Visualization: The “CV Path” shows error changing as complexity changes.

The “One Standard Error Rule”

Min MSE: The \(\lambda\) value that minimizes error mathematically.
1SE Rule: Select the most parsimonious model (higher \(\lambda\)) whose error is within 1 Standard Error of the minimum.
Why? Err on the side of simplicity. If a simpler model is statistically indistinguishable from the complex one, pick the simple one.

Advanced Methods

Section 6: Extensions

Elastic Net: Best of Both Worlds

The Limitation of LASSO: If variables are highly correlated, LASSO picks one arbitrarily and drops the rest.
The Solution: Elastic Net mixes L1 (Lasso) and L2 (Ridge) penalties.
- \(\alpha\) parameter controls the mix (\(\alpha=0.5\) is equal mix).
Outcome: Performs selection (Lasso) but keeps correlated groups together (Ridge).

Stability Selection

The Problem: Variable selection can be unstable.

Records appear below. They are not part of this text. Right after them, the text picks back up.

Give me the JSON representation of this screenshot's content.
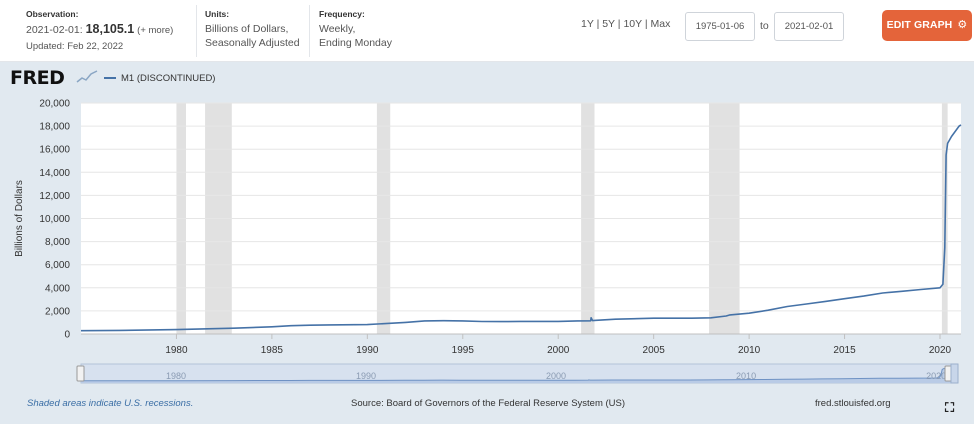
{
  "header": {
    "observation": {
      "label": "Observation:",
      "date": "2021-02-01:",
      "value": "18,105.1",
      "more": "(+ more)",
      "updated": "Updated: Feb 22, 2022"
    },
    "units": {
      "label": "Units:",
      "line1": "Billions of Dollars,",
      "line2": "Seasonally Adjusted"
    },
    "frequency": {
      "label": "Frequency:",
      "line1": "Weekly,",
      "line2": "Ending Monday"
    },
    "ranges": [
      "1Y",
      "5Y",
      "10Y",
      "Max"
    ],
    "start_date": "1975-01-06",
    "to_label": "to",
    "end_date": "2021-02-01",
    "edit_button": "EDIT GRAPH"
  },
  "logo": "FRED",
  "footer": {
    "recession_note": "Shaded areas indicate U.S. recessions.",
    "source": "Source: Board of Governors of the Federal Reserve System (US)",
    "site": "fred.stlouisfed.org"
  },
  "colors": {
    "line": "#4572a7",
    "plot_background": "#ffffff",
    "panel_background": "#e1e9f0",
    "recession": "#e1e1e1",
    "edit_button": "#e4643a"
  },
  "icons": {
    "edit": "gear-icon",
    "fullscreen": "fullscreen-icon"
  },
  "chart_data": {
    "type": "line",
    "title": "",
    "xlabel": "",
    "ylabel": "Billions of Dollars",
    "legend": "top-left",
    "grid": true,
    "xlim": [
      1975.0,
      2021.1
    ],
    "ylim": [
      0,
      20000
    ],
    "yticks": [
      0,
      2000,
      4000,
      6000,
      8000,
      10000,
      12000,
      14000,
      16000,
      18000,
      20000
    ],
    "ytick_labels": [
      "0",
      "2,000",
      "4,000",
      "6,000",
      "8,000",
      "10,000",
      "12,000",
      "14,000",
      "16,000",
      "18,000",
      "20,000"
    ],
    "xticks": [
      1980,
      1985,
      1990,
      1995,
      2000,
      2005,
      2010,
      2015,
      2020
    ],
    "xtick_labels": [
      "1980",
      "1985",
      "1990",
      "1995",
      "2000",
      "2005",
      "2010",
      "2015",
      "2020"
    ],
    "recessions": [
      [
        1980.0,
        1980.5
      ],
      [
        1981.5,
        1982.9
      ],
      [
        1990.5,
        1991.2
      ],
      [
        2001.2,
        2001.9
      ],
      [
        2007.9,
        2009.5
      ],
      [
        2020.1,
        2020.4
      ]
    ],
    "series": [
      {
        "name": "M1 (DISCONTINUED)",
        "x": [
          1975.0,
          1977,
          1980,
          1983,
          1985,
          1986,
          1987,
          1988,
          1990,
          1992,
          1993,
          1994,
          1995,
          1996,
          1997,
          1998,
          2000,
          2001,
          2001.7,
          2001.72,
          2001.8,
          2002,
          2003,
          2005,
          2007,
          2008,
          2008.8,
          2009,
          2010,
          2011,
          2012,
          2013,
          2014,
          2015,
          2016,
          2017,
          2018,
          2019,
          2020.0,
          2020.15,
          2020.25,
          2020.32,
          2020.4,
          2020.6,
          2021.0,
          2021.1
        ],
        "y": [
          285,
          315,
          385,
          500,
          620,
          720,
          760,
          785,
          815,
          1000,
          1130,
          1150,
          1130,
          1080,
          1070,
          1090,
          1090,
          1130,
          1140,
          1400,
          1160,
          1190,
          1280,
          1370,
          1370,
          1400,
          1560,
          1650,
          1800,
          2060,
          2380,
          2600,
          2820,
          3060,
          3280,
          3550,
          3700,
          3850,
          4000,
          4300,
          7500,
          15500,
          16500,
          17100,
          18000,
          18105
        ]
      }
    ]
  }
}
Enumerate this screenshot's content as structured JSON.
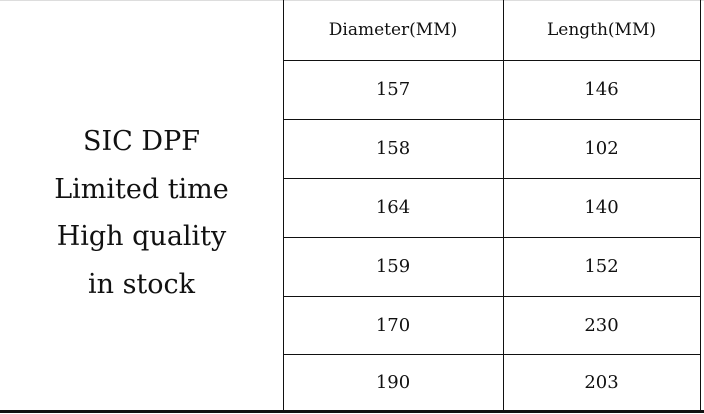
{
  "promo": {
    "lines": [
      "SIC DPF",
      "Limited time",
      "High quality",
      "in stock"
    ]
  },
  "table": {
    "headers": [
      "Diameter(MM)",
      "Length(MM)"
    ],
    "rows": [
      [
        "157",
        "146"
      ],
      [
        "158",
        "102"
      ],
      [
        "164",
        "140"
      ],
      [
        "159",
        "152"
      ],
      [
        "170",
        "230"
      ],
      [
        "190",
        "203"
      ]
    ]
  }
}
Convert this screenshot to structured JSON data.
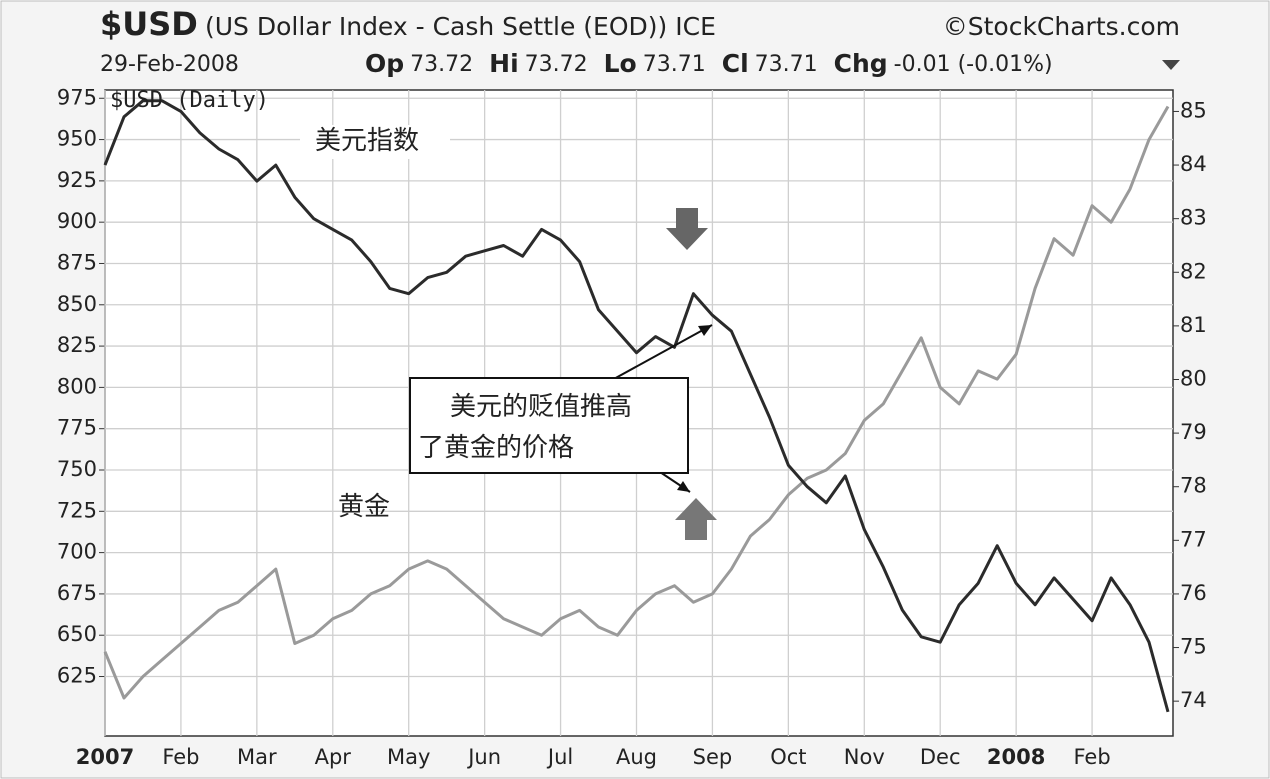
{
  "chart_data": {
    "type": "line",
    "title": "$USD",
    "subtitle": "(US Dollar Index - Cash Settle (EOD)) ICE",
    "source": "©StockCharts.com",
    "date": "29-Feb-2008",
    "quote": [
      {
        "label": "Op",
        "value": "73.72"
      },
      {
        "label": "Hi",
        "value": "73.72"
      },
      {
        "label": "Lo",
        "value": "73.71"
      },
      {
        "label": "Cl",
        "value": "73.71"
      },
      {
        "label": "Chg",
        "value": "-0.01 (-0.01%)"
      }
    ],
    "plot_label": "$USD (Daily)",
    "annotations": {
      "usd": "美元指数",
      "gold": "黄金",
      "callout": [
        "美元的贬值推高",
        "了黄金的价格"
      ]
    },
    "categories": [
      "2007",
      null,
      null,
      null,
      "Feb",
      null,
      null,
      null,
      "Mar",
      null,
      null,
      null,
      "Apr",
      null,
      null,
      null,
      "May",
      null,
      null,
      null,
      "Jun",
      null,
      null,
      null,
      "Jul",
      null,
      null,
      null,
      "Aug",
      null,
      null,
      null,
      "Sep",
      null,
      null,
      null,
      "Oct",
      null,
      null,
      null,
      "Nov",
      null,
      null,
      null,
      "Dec",
      null,
      null,
      null,
      "2008",
      null,
      null,
      null,
      "Feb",
      null,
      null,
      null,
      null
    ],
    "series": [
      {
        "name": "黄金",
        "color": "#9a9a9a",
        "axis": "y",
        "values": [
          640,
          612,
          625,
          635,
          645,
          655,
          665,
          670,
          680,
          690,
          645,
          650,
          660,
          665,
          675,
          680,
          690,
          695,
          690,
          680,
          670,
          660,
          655,
          650,
          660,
          665,
          655,
          650,
          665,
          675,
          680,
          670,
          675,
          690,
          710,
          720,
          735,
          745,
          750,
          760,
          780,
          790,
          810,
          830,
          800,
          790,
          810,
          805,
          820,
          860,
          890,
          880,
          910,
          900,
          920,
          950,
          970
        ]
      },
      {
        "name": "美元指数",
        "color": "#2b2b2b",
        "axis": "y2",
        "values": [
          84.0,
          84.9,
          85.2,
          85.2,
          85.0,
          84.6,
          84.3,
          84.1,
          83.7,
          84.0,
          83.4,
          83.0,
          82.8,
          82.6,
          82.2,
          81.7,
          81.6,
          81.9,
          82.0,
          82.3,
          82.4,
          82.5,
          82.3,
          82.8,
          82.6,
          82.2,
          81.3,
          80.9,
          80.5,
          80.8,
          80.6,
          81.6,
          81.2,
          80.9,
          80.1,
          79.3,
          78.4,
          78.0,
          77.7,
          78.2,
          77.2,
          76.5,
          75.7,
          75.2,
          75.1,
          75.8,
          76.2,
          76.9,
          76.2,
          75.8,
          76.3,
          75.9,
          75.5,
          76.3,
          75.8,
          75.1,
          73.8
        ]
      }
    ],
    "ylim": [
      589,
      980
    ],
    "yticks": [
      625,
      650,
      675,
      700,
      725,
      750,
      775,
      800,
      825,
      850,
      875,
      900,
      925,
      950,
      975
    ],
    "y2lim": [
      73.35,
      85.4
    ],
    "y2ticks": [
      74,
      75,
      76,
      77,
      78,
      79,
      80,
      81,
      82,
      83,
      84,
      85
    ],
    "grid": true
  }
}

Changing the data split slightly changes which variables are picked.
The Fix:
1. Subsample data 1,000 times.
2. Run selection on each subsample.
3. Keep variables with high Selection Probability.

Hierarchical LASSO: Interactions

Context: Testing moderation (e.g., Treatment \(\times\) Prior Knowledge).
Challenge: With many predictors, checking all interactions is impossible manually.
Solution: Hierarchical LASSO automates interaction search.
Strong Hierarchy: An interaction is only “unlocked” if its main effects are also selected.

Group LASSO

Context: Categorical variables (e.g., Race/Ethnicity dummy codes) or psychometric scales.
Problem: Standard LASSO might drop “Hispanic” but keep “Asian,” breaking the variable structure.
Solution: Applies penalty to the Group of variables. They are either all included or all dropped.

Conclusion: A New Standard

Embrace Complexity: Regularization allows us to analyze high-dimensional data without being fooled by it.
Filter Signal from Noise: It provides a principled way to reduce complex data to interpretable models.
The Future: Moving towards robust, generalizable prediction in the Learning Sciences.